No Mo' Status Quo

See Us @ NXTcomm eNuff with the iPhone

June 26th, 2007

After just returning from NXTcomm in Chicago last week and seeing thousands of broadband professionals with assorted hardware and services for the industry, it's hard to believe that the United States trails other industrialized nations for broadband access. But that's the findings of a report by the Communications Workers of America.

The report says the median real-time download speed is 1.9 Mbps in the United States, compared to 61 Mbps in Japan, 45 Mbps in South Korea, 17 Mbps in France and 7 Mbps in Canada. The report also says that the United States is 16th in the world in deployment and availability of high speed networks.

Broadband is not a priority and the federal government has been status quo about the subject since the 1996 Telecommunications Act. The government has defined "high speed" as 200 kbps since 1999. Not quite with the times. A current Senate bill, introduced in May by Commerce Committee Chairman Daniel Inouye (D-Hawaii), would update that definition and establish a new standard of second generation broadband that encompasses the ability to reliably transmit full-motion, high-definition video.

The bill, called the Broadband Data Improvement Act (SB 1492), would help lift the United States out of the Internet doldrums. The proposal would also direct the Federal Communications Commission to conduct inquiries into broadband deployment on an annual basis, rather than periodically. It would direct the Census Bureau to include a question to assess subscriber trends on its American Community Survey. Furthermore, it would authorize a five-year, $40 million per year program to provide matching grants to state non-profit, public-private partnerships to facilitate broadband adoption.

"The broadband bottom line is that too many of our international counterparts are passing us by," Inouye said when he introduced the act. "For this we are paying a price." The senator estimated that universal broadband adoption would add $500 billion to the economy and help create new jobs.
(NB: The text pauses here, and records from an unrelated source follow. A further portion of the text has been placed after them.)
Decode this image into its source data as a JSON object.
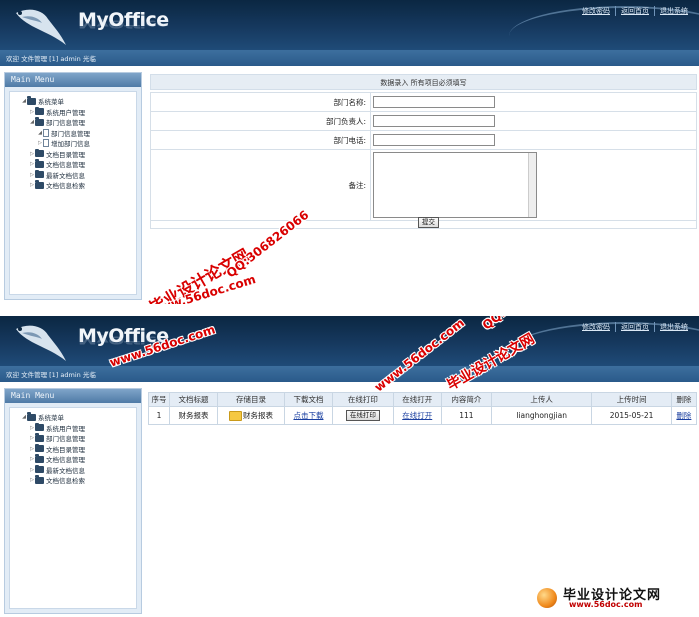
{
  "app": {
    "logo": "MyOffice"
  },
  "header_links": [
    "修改密码",
    "返回首页",
    "退出系统"
  ],
  "welcome_text": "欢迎 文件管理 [1] admin 光临",
  "sidebar": {
    "title": "Main Menu",
    "top_tree": [
      {
        "label": "系统菜单",
        "level": 0,
        "icon": "folder-icon"
      },
      {
        "label": "系统用户管理",
        "level": 1,
        "icon": "folder-icon"
      },
      {
        "label": "部门信息管理",
        "level": 1,
        "icon": "folder-icon"
      },
      {
        "label": "部门信息管理",
        "level": 2,
        "icon": "document-icon"
      },
      {
        "label": "增加部门信息",
        "level": 2,
        "icon": "document-icon"
      },
      {
        "label": "文档目录管理",
        "level": 1,
        "icon": "folder-icon"
      },
      {
        "label": "文档信息管理",
        "level": 1,
        "icon": "folder-icon"
      },
      {
        "label": "最新文档信息",
        "level": 1,
        "icon": "folder-icon"
      },
      {
        "label": "文档信息检索",
        "level": 1,
        "icon": "folder-icon"
      }
    ],
    "bottom_tree": [
      {
        "label": "系统菜单",
        "level": 0,
        "icon": "folder-icon"
      },
      {
        "label": "系统用户管理",
        "level": 1,
        "icon": "folder-icon"
      },
      {
        "label": "部门信息管理",
        "level": 1,
        "icon": "folder-icon"
      },
      {
        "label": "文档目录管理",
        "level": 1,
        "icon": "folder-icon"
      },
      {
        "label": "文档信息管理",
        "level": 1,
        "icon": "folder-icon"
      },
      {
        "label": "最新文档信息",
        "level": 1,
        "icon": "folder-icon"
      },
      {
        "label": "文档信息检索",
        "level": 1,
        "icon": "folder-icon"
      }
    ]
  },
  "form": {
    "title": "数据录入  所有项目必须填写",
    "fields": {
      "dept_name_label": "部门名称:",
      "dept_head_label": "部门负责人:",
      "dept_phone_label": "部门电话:",
      "remark_label": "备注:"
    },
    "submit_label": "提交"
  },
  "grid": {
    "headers": [
      "序号",
      "文档标题",
      "存储目录",
      "下载文档",
      "在线打印",
      "在线打开",
      "内容简介",
      "上传人",
      "上传时间",
      "删除"
    ],
    "rows": [
      {
        "no": "1",
        "title": "财务报表",
        "folder": "财务报表",
        "download": "点击下载",
        "print": "在线打印",
        "open": "在线打开",
        "summary": "111",
        "uploader": "lianghongjian",
        "time": "2015-05-21",
        "delete": "删除"
      }
    ]
  },
  "watermarks": {
    "site_cn": "毕业设计论文网",
    "qq": "QQ:306826066",
    "url": "www.56doc.com"
  },
  "footer_logo": {
    "name": "毕业设计论文网",
    "url": "www.56doc.com"
  },
  "colors": {
    "header_dark": "#0b2742",
    "welcome_bar": "#2a5a8a",
    "watermark": "#d90000"
  }
}
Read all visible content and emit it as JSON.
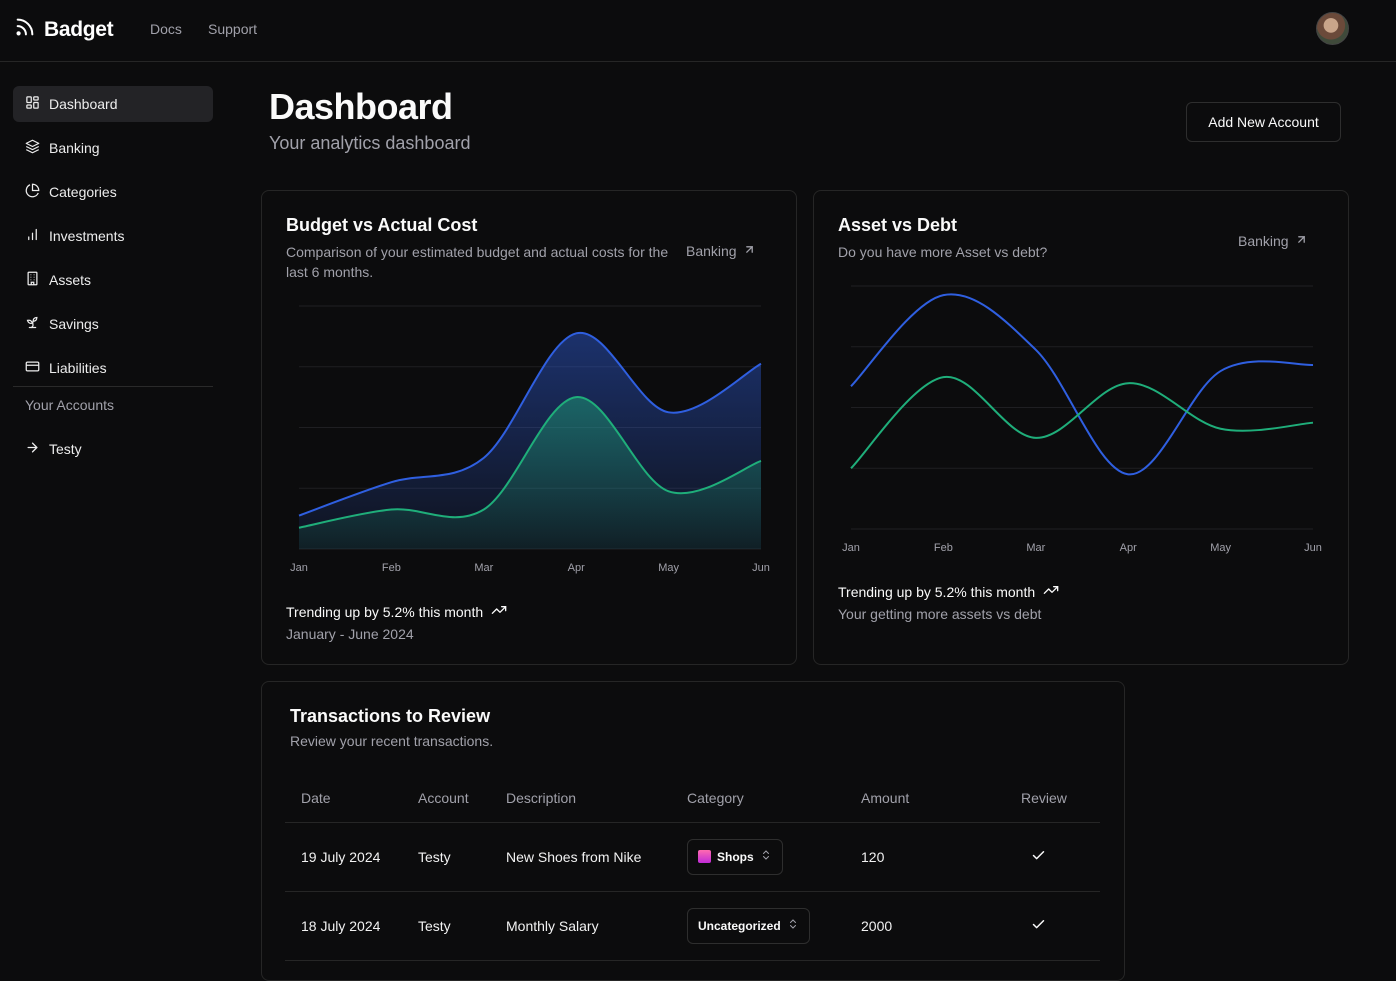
{
  "brand": {
    "name": "Badget"
  },
  "nav": {
    "docs": "Docs",
    "support": "Support"
  },
  "sidebar": {
    "items": [
      {
        "label": "Dashboard",
        "icon": "layout-dashboard-icon",
        "active": true
      },
      {
        "label": "Banking",
        "icon": "layers-icon"
      },
      {
        "label": "Categories",
        "icon": "pie-chart-icon"
      },
      {
        "label": "Investments",
        "icon": "bar-chart-icon"
      },
      {
        "label": "Assets",
        "icon": "building-icon"
      },
      {
        "label": "Savings",
        "icon": "sprout-icon"
      },
      {
        "label": "Liabilities",
        "icon": "credit-card-icon"
      }
    ],
    "accounts_heading": "Your Accounts",
    "accounts": [
      {
        "label": "Testy",
        "icon": "arrow-right-icon"
      }
    ]
  },
  "header": {
    "title": "Dashboard",
    "subtitle": "Your analytics dashboard",
    "add_button": "Add New Account"
  },
  "budget_card": {
    "title": "Budget vs Actual Cost",
    "description": "Comparison of your estimated budget and actual costs for the last 6 months.",
    "link": "Banking",
    "trend": "Trending up by 5.2% this month",
    "period": "January - June 2024"
  },
  "asset_card": {
    "title": "Asset vs Debt",
    "description": "Do you have more Asset vs debt?",
    "link": "Banking",
    "trend": "Trending up by 5.2% this month",
    "note": "Your getting more assets vs debt"
  },
  "transactions": {
    "title": "Transactions to Review",
    "description": "Review your recent transactions.",
    "columns": [
      "Date",
      "Account",
      "Description",
      "Category",
      "Amount",
      "Review"
    ],
    "rows": [
      {
        "date": "19 July 2024",
        "account": "Testy",
        "description": "New Shoes from Nike",
        "category": "Shops",
        "category_icon": "shopping-bags-emoji",
        "amount": "120"
      },
      {
        "date": "18 July 2024",
        "account": "Testy",
        "description": "Monthly Salary",
        "category": "Uncategorized",
        "amount": "2000"
      }
    ]
  },
  "colors": {
    "blue": "#2f5fe0",
    "green": "#1fae7a",
    "background": "#0c0c0d",
    "border": "#262626"
  },
  "chart_data": [
    {
      "type": "area",
      "categories": [
        "Jan",
        "Feb",
        "Mar",
        "Apr",
        "May",
        "Jun"
      ],
      "series": [
        {
          "values": [
            110,
            220,
            300,
            710,
            450,
            610
          ]
        },
        {
          "values": [
            70,
            130,
            130,
            500,
            190,
            290
          ]
        }
      ],
      "ylim": [
        0,
        800
      ],
      "grid": true
    },
    {
      "type": "line",
      "categories": [
        "Jan",
        "Feb",
        "Mar",
        "Apr",
        "May",
        "Jun"
      ],
      "series": [
        {
          "values": [
            470,
            770,
            590,
            180,
            520,
            540
          ]
        },
        {
          "values": [
            200,
            500,
            300,
            480,
            330,
            350
          ]
        }
      ],
      "ylim": [
        0,
        800
      ],
      "grid": true
    }
  ]
}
In New York the city council is considering whether broadband access should become the fourth utility and join water, gas and electricity as services available to all residents, according to the Gotham Gazette. Residents from senior citizens to high school students are in favor of the measure because they know that if they don't have broadband they'll be out of touch and behind the curve.

The Broadband Data Improvement Act and local initiatives like the one in New York City are exactly the leadership communities need to break out of last century's ideas of cutting edge. Local, state and federal government leaders need to stop lagging behind and jump to the forefront of broadband access. The days of the Information Super Highway are past. Where we're going, we don't need roads. We need teleportation machines.